Towards a Unified Data Analytics Optimizer - Databricks

Towards a Unified Data Analytics Optimizer

Download Slides

Today’s big data analytics systems are best effort only: despite the wide adoption, they still lack the ability to take user monetary constraints and performance goals, and automatically configure an analytic job to achieve those goals. Our work aims to take a step further towards building a new data analytics optimizer that works for arbitrary dataflow programs and determines the job configuration in an automated manner based on user objectives regarding latency, throughput, monetary cost, etc.

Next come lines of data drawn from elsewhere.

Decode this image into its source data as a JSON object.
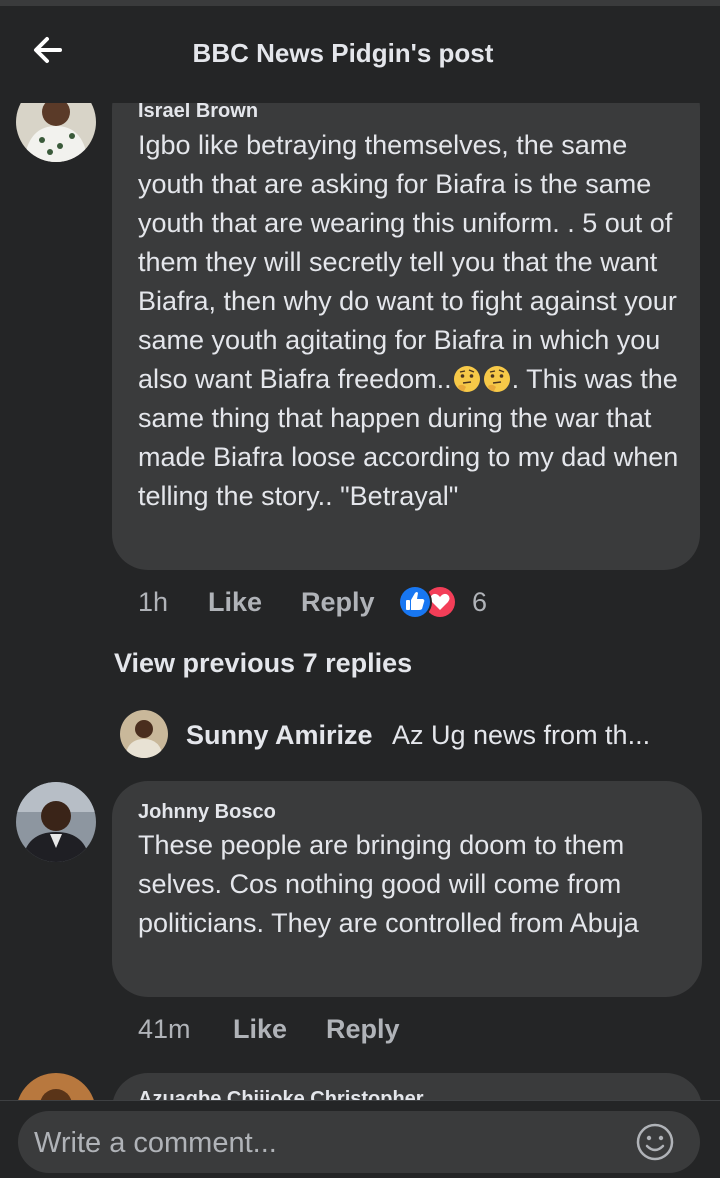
{
  "header": {
    "title": "BBC News Pidgin's post",
    "back_icon": "arrow-left-icon"
  },
  "comments": [
    {
      "author": "Israel Brown",
      "text_before_emoji": "Igbo like betraying themselves, the same youth that are asking for Biafra is the same youth that are wearing this uniform. . 5 out of them they will secretly tell you that the want Biafra, then why do want to fight against your same youth agitating for Biafra in which you also want Biafra freedom..",
      "emoji": "thinking-face-icon",
      "text_after_emoji": ". This was the same thing that happen during the war that made Biafra loose according to my dad when telling the story.. \"Betrayal\"",
      "time": "1h",
      "like_label": "Like",
      "reply_label": "Reply",
      "reactions": [
        "like-reaction-icon",
        "love-reaction-icon"
      ],
      "reaction_count": "6"
    },
    {
      "author": "Johnny Bosco",
      "text": "These people are  bringing  doom to them selves. Cos nothing  good will  come from politicians. They are  controlled from Abuja",
      "time": "41m",
      "like_label": "Like",
      "reply_label": "Reply"
    },
    {
      "author": "Azuagbe Chijioke Christopher"
    }
  ],
  "view_previous": "View previous 7 replies",
  "reply_preview": {
    "name": "Sunny Amirize",
    "snippet": "Az Ug news from th..."
  },
  "composer": {
    "placeholder": "Write a comment...",
    "emoji_icon": "smiley-face-icon"
  },
  "colors": {
    "background": "#242526",
    "bubble": "#3a3b3c",
    "text": "#e4e6eb",
    "secondary": "#b0b3b8",
    "like_blue": "#1877f2",
    "love_red": "#f33e58"
  }
}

At the core of the optimizer are a principled multi-objective optimization framework that enables one to explore the tradeoffs between different objectives, and a deep learning-based modeling approach that can learn a model for each user objective as complex as necessary for the user computing environment. Using both SQL-like and machine learning jobs in Spark, we show that our techniques can learn a model of each objective with high accuracy, and the multi-objective optimizer can automatically recommend new configurations that significantly improve performance from the configurations manually set by engineers.

Session hashtag: #SAISDev18

About Yanlei Diao

Yanlei Diao is Professor of Computer Science at Ecole Polytechnique and is also a tenured professor at the University of Massachusetts Amherst, USA. Her research interests lie in database systems and big data analytics. She received her PhD in Computer Science from the University of California, Berkeley. Prof. Diao was a recipient of the 2016 ERC Consolidator Award, 2013 CRA-W Borg Early Career Award (one female computer scientist selected each year for outstanding contributions), IBM Scalable Innovation Faculty Award, and NSF Career Award.